Sistem politik yang kita bangun saat ini cenderung salah. Sebab, tanpa disertai rambu-rambu yang tegas dan tidak terdapat ukuran-ukuran kualitatif yang jelas dalam memilih calon pemimpin yang ada.
“Sistem rekrutmen politik perlu dibicarakan ulang,” tegas Moh. Mahfud MD selaku Ketua Ikatan Keluarga Alumni Universitas Islam Indonesia Yogyakarta kepada para wartawan yang hadir dalam konferensi pers Seminar Nasional memperingati Kebangkitan Nasional yang digelar oleh IKA UII Yogyakarta, Selasa (22/5), di Penang Bistro. Rencanannya, seminar nasional dengan tema “Merindukan Negarawan” ini akan digelar pada Kamis (24/5) di Hotel Gran Melia, Jakarta.
Dalam konferensi pers tersebut, Ketua Mahkamah Konstitusi Moh Mahfud MD dalam hal ini bertindak sebagai Ketua IKA UII. Pada kesempatan tersebut hadir pula Ketua IKA UII Jakarta dan sekitarnya Halim Alamsyah, Ketua Panitia Ari Yusuf Amir, dan Hamid Basyaib.
Selain Mahfud, Ari Yusuf Amir, menuturkan, akan hadir sebagai pembicara utama dalam seminar tersebut adalah Ketua Umum PDI Perjuangan Megawati Soekarnoputri. Sedangkan pembicara lainnya, ialah Rektor Universitas Paramadina Anies Baswedan, mantan Kepala Staf Angkatan Darat Jenderal TNI (Purn) Ryamrizard Ryacudu, dan CEO Lippo Group James Riady.

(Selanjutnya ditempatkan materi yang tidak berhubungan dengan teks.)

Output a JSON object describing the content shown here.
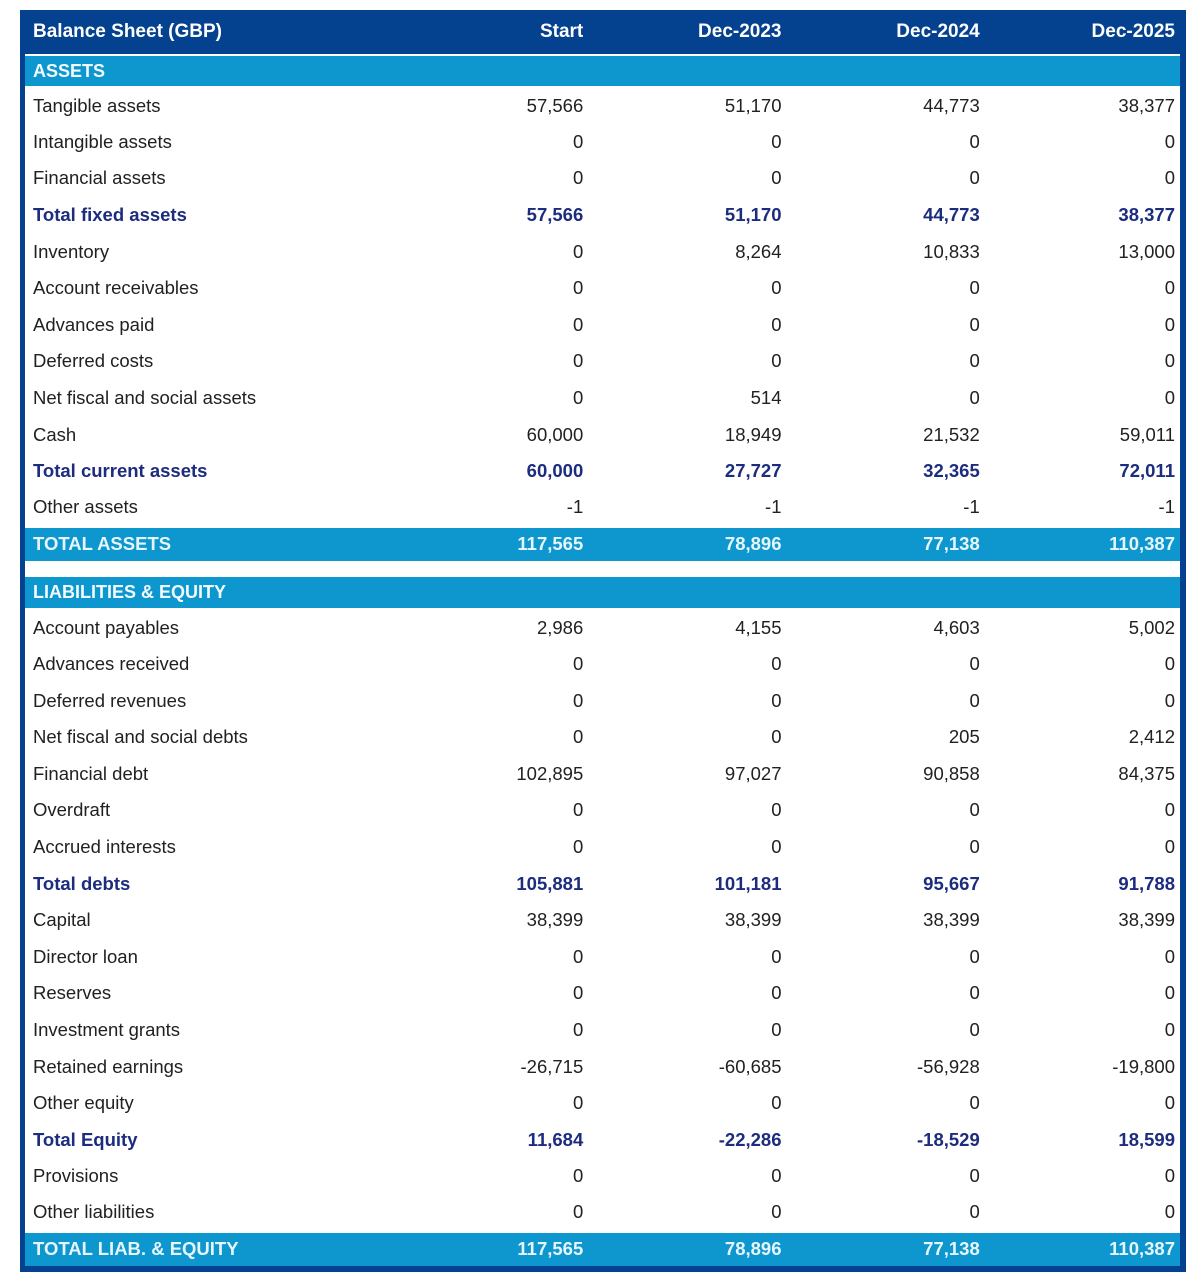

Jika sistem politik yang salah terus berlangsung dan semua orang tidak peduli akan hal itu, lanjut Mahfud, maka negara ini berjalan ke arah yang semakin kelam dan gelap. “Tinggal menunggu waktu menuju kehancuran,” katanya.
Oleh karena itu, menurut Mahfud, membangun kesadaran akan kondisi kebangsaan dan kenegaraan adalah peran seluruh rakyat, khususnya adalah para alumni UII yang tersebar di beberapa institusi, baik swasta maupun negeri. “Semua orang itu wajib berpolitik. Politik itu fitrah,” tuturnya. Sebab, dengan memgambil sikap ataupun tidak sama sekali, tetap saja itu adalah pilihan politik.
Menurut Mahfud, politik ada dua level. Pertama, politik tingkat tinggi, yakni politik dalam tataran ide atau pemikiran. Kedua, politik tingkat rendah, yaitu politik dalam tataran politik praktis. Nah, pada ranah politik tingkat tinggi inilah seminar ini dimaksudkan. “Politik tingkat tinggi itulah yang akan dibicarakan dalam seminar ini nanti,” jelasnya.
Setidaknya, sambung dia, perlu percikan-percikan pemikiran tentang sosok negarawan dalam isu dan wacana di masyarakat dewasa ini. Sekarang ini, menurut Mahfud, masyarakat mulai kehilangan teladan tentang seorang negarawan. “Sekarang ini nampaknya mulai hilang,” ujarnya. Padahal, dulu kita pernah memiliki banyak tokoh-tokoh sekaliber Soekarrno, Natsir, Wachid Hasyim, atau Hamka yang layak diteladani sebagai negarawan.
“Mereka yang tidak mementingkan kepentingan jangka pendek, tapi lebih mementingkan kepentingan bangsa dan negara di atas segalanya,” tegasnya tentang karakter seorang negarawan.
Sayangnya, menurut Mahfud, saat ini ketika bicara tentang seorang pemimpin, misal calon presiden, kebanyakan dalam survei-survei yang dinilai adalah hanya terkait tiga hal, yakni popularitas, akseptabilitas, dan elektabilitas. “Menurut saya itu sesat,” cetusnya.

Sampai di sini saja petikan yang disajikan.